In the 1820s, Italy's aging King Ferdinando I falls ill in Naples and, on his deathbed, reminisces about the early years of his reign. After a rambunctious and impetuous childhood, he is poised to assume the throne at the age of 16. Although the lusty young prince already has a lover, the Princess of Medina, a marriage is arranged with 16-year-old Princess Maria Teresa of Austria.
The princess dies of smallpox before the wedding can take place. Her sister is proposed as a suitable wife, but she dies as well. When a third sister, Maria Carolina, is presented, Ferdinand is decidedly unenthusiastic, but his advisors and Carolina's mother, the Habsburg Empress Maria Theresa, push him into the marriage. He discovers on their honeymoon that he and Carolina get along famously in the bedroom, if nowhere else.
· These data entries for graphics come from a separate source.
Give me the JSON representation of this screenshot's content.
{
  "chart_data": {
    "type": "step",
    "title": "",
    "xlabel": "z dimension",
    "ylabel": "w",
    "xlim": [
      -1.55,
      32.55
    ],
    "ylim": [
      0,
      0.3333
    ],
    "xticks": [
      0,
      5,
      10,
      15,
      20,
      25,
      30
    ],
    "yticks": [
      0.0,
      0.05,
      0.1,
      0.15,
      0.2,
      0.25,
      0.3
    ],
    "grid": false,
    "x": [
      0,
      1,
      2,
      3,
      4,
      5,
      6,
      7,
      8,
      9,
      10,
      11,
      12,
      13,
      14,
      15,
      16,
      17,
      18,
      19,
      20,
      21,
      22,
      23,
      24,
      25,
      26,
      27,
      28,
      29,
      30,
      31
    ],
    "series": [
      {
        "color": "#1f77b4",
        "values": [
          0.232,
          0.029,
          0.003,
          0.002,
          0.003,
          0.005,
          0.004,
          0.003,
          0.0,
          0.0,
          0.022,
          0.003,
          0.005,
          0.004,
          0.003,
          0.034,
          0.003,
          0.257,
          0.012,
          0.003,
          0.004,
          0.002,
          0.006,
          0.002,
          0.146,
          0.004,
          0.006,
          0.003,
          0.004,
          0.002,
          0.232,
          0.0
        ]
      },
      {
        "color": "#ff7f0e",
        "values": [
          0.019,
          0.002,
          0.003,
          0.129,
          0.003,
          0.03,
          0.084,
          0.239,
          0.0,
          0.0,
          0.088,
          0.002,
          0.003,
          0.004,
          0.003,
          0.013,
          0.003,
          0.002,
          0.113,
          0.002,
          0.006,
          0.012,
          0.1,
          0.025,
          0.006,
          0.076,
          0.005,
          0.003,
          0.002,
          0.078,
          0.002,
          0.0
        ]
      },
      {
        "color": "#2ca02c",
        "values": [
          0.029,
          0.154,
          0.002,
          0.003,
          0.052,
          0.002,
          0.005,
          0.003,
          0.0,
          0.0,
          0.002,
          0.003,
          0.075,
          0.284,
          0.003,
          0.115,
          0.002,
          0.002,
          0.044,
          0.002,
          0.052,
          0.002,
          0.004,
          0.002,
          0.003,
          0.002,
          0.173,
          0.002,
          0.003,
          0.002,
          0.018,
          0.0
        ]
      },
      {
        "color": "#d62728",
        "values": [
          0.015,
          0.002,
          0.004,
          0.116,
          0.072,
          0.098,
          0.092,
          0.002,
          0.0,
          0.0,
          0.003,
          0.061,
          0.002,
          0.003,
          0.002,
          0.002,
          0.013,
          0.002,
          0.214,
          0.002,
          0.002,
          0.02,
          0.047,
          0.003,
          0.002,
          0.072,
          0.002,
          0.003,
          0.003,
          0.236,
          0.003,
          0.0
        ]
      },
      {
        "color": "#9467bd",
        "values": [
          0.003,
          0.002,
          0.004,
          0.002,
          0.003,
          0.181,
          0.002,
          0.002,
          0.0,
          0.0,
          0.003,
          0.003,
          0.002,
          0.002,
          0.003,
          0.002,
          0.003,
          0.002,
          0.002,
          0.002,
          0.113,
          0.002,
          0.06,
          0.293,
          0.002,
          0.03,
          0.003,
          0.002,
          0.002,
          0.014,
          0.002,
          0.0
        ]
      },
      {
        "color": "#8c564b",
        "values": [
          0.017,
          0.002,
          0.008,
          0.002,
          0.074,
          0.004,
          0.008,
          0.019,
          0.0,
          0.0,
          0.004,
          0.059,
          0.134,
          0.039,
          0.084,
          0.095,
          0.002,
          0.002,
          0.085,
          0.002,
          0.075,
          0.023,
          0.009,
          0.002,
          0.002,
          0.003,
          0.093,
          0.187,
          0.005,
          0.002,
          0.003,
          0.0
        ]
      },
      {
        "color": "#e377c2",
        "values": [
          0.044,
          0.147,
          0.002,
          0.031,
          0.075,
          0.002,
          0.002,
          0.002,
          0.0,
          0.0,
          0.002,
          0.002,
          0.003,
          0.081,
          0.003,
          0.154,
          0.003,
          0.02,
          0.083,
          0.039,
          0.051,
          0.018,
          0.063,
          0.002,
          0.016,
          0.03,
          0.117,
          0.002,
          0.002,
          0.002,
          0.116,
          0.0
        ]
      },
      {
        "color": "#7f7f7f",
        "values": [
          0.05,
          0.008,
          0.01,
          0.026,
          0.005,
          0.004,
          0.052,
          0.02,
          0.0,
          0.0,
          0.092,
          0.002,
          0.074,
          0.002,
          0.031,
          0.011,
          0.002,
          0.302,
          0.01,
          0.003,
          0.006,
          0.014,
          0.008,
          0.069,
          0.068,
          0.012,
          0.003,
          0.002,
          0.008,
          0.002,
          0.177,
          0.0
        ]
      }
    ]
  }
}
While Ferdinand is never cured of his roving eye, the ambitious Carolina soon has the King under her spell, and her political power comes to rival his own. Obsessed with the pleasures of the flesh, the spoiled sovereigns seem oblivious to the revolutions threatening to consume France and, eventually, the whole of Europe. Amid dazzling palace settings, the arrogant king casually threatens to behead those who displease him, threats that are sometimes carried out. The royals travel to the ruins of Pompeii and undertake hunting parties, but political intrigue intrudes into their lives.